Dimanche Ouest France (Côtes-d'Armor)
En Irlande du Nord, les trop rares écoles de la paix
Le 10 avril 1998, les Accords du Vendredi saint arrêtaient trente ans de guerre civile en Irlande du Nord. Mais vingt- cinq ans plus tard, le nombre d’écoles « mixtes », catholiques et protestantes, reste limité.
Moue dépitée. Le prof d’université David Mitchell l’avoue : il a dû faire un trait sur ses convictions de « spécialiste de la réconciliation et de la résolution du conflit ». Lui qui croit dur comme fer que les Nord-Irlandais ne trouveront « vraiment la paix » qu’en apprenant à vivre ensemble, a dû scolariser ses deux enfants de 10 et 7 ans dans une école... protestante.
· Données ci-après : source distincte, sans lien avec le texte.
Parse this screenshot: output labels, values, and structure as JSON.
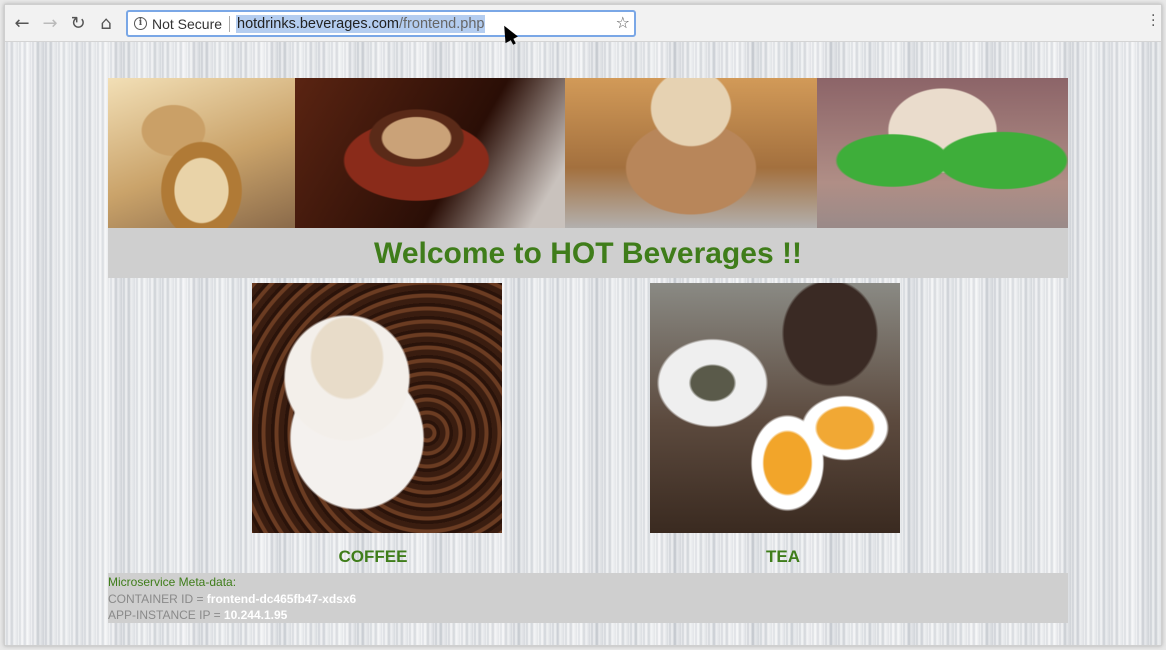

Rien d’exceptionnel. Dans la petite province britannique, seuls 7 % des élèves, du primaire au lycée, ont accès à un établissement « intégré ». Ces écoles ouvertes à toutes les religions sont nées en marge des négociations de paix qui ont mis fin à trois décennies de guerre civile (3 600 décès), le 10 avril 1998.
Les copains du quartier
Pour les petits Mitchell, « c’était la seule chance de grandir parmi leurs copains du quartier ». La famille vit près de Belfast- Est, bastion de la communauté loyaliste- unioniste, à majorité protestante. Ici, sur tous les murs, s’affiche l’adulation de la Couronne britannique. Même les bordures de trottoirs sont badigeonnées aux couleurs de l’Union Jack, bleublanc- rouge… Et alentour, pas l’ombre d’une école « mixte ».
Au collège-lycée Shimna, 670 élèves, dans la petite cité balnéaire de Newcastle, au sud de Belfast, la pétillante Angela Morgan, présidente des parents d’élèves, est aux anges. « En 1994, on nous a pris pour des fous quand on s’est battus pour l’ouverture de cet établissement intégré. » Angela se souvient même avoir « pleuré de rage », à la fin d’une réunion organisée pour rameuter les parents du quartier : « Une mère m’avait confié que l’idée l’enthousiasmait. Mais qu’elle n’avait pas osé dire à son mari qu’elle venait… »
Ces écoles croulent sous les demandes
Pour Angela la protestante, mariée à un catholique, la question ne se posait pas : « On voulait que nos enfants grandissent dans la mixité. » À ses côtés, l’Anglais Derek Bailey, prof de sciences, sourire rivé aux lèvres. Lui aussi est là depuis l’ouverture. Il a tout largué en Angleterre pour venir s’installer ici avec femme et enfants. « Comme pour toutes les créations d’écoles intégrées, ces parents ont pris un risque fou. Si le projet échouait, les enfants n’avaient plus d’école. »
Peur vite balayée. Dès la deuxième année, l’établissement refusait des élèves. « Toutes les écoles intégrées croulent sous les demandes d’inscriptions », se réjouit le principal, Steve Pagan. Lui aussi anglais, marié à une Irlandaise du Sud, il a « découvert un monde, en arrivant à Shimna, l’an dernier. C’est toute une philosophie : des parents et des enseignants très investis, conscients que la paix passe par ce travail quotidien auprès d’une génération qui n’a pas connu la guerre civile. Même les employés administratifs sont des militants dans l’âme…
» Reste un bémol. L’Irlande du Nord ne compte encore que 68 écoles intégrées (soit 25 000 élèves) pour 1,8 million d’habitants. Et si les établissements protestants et catholiques s’ouvrent doucement aux autres religions, la mixité y dépasse rarement les 20 %.
Fin mars, le leader unioniste Doug Beattie a mis les pieds dans le plat en dénonçant « un apartheid éducatif ». Pour lui, les tensions ne cesseront que « si nos enfants se connaissent dès le plus jeune âge. »
Dans sa classe, à Newcastle, les boucles blondes de Silas Archer s’agitent : « La religion de nos copains n’est plus une question pour nous », soutient l’ado de 14 ans. Son camarade Regan O’Hare, 17 ans, est moins angélique : « Dans notre école intégrée, les gens sont ouverts d’esprit. Mais dans la rue, tu sais qu’il y a des quartiers qu’il vaut mieux éviter. La guerre est bien finie, mais il y a encore des clashs entre nos communautés. »
Lundi après-midi, à Derry, une adolescente de 12 ans a été molestée en plein centre-ville par un groupe de filles qui lui reprochaient d’être « une catho ». La police a ouvert une enquête pour attaque sectaire.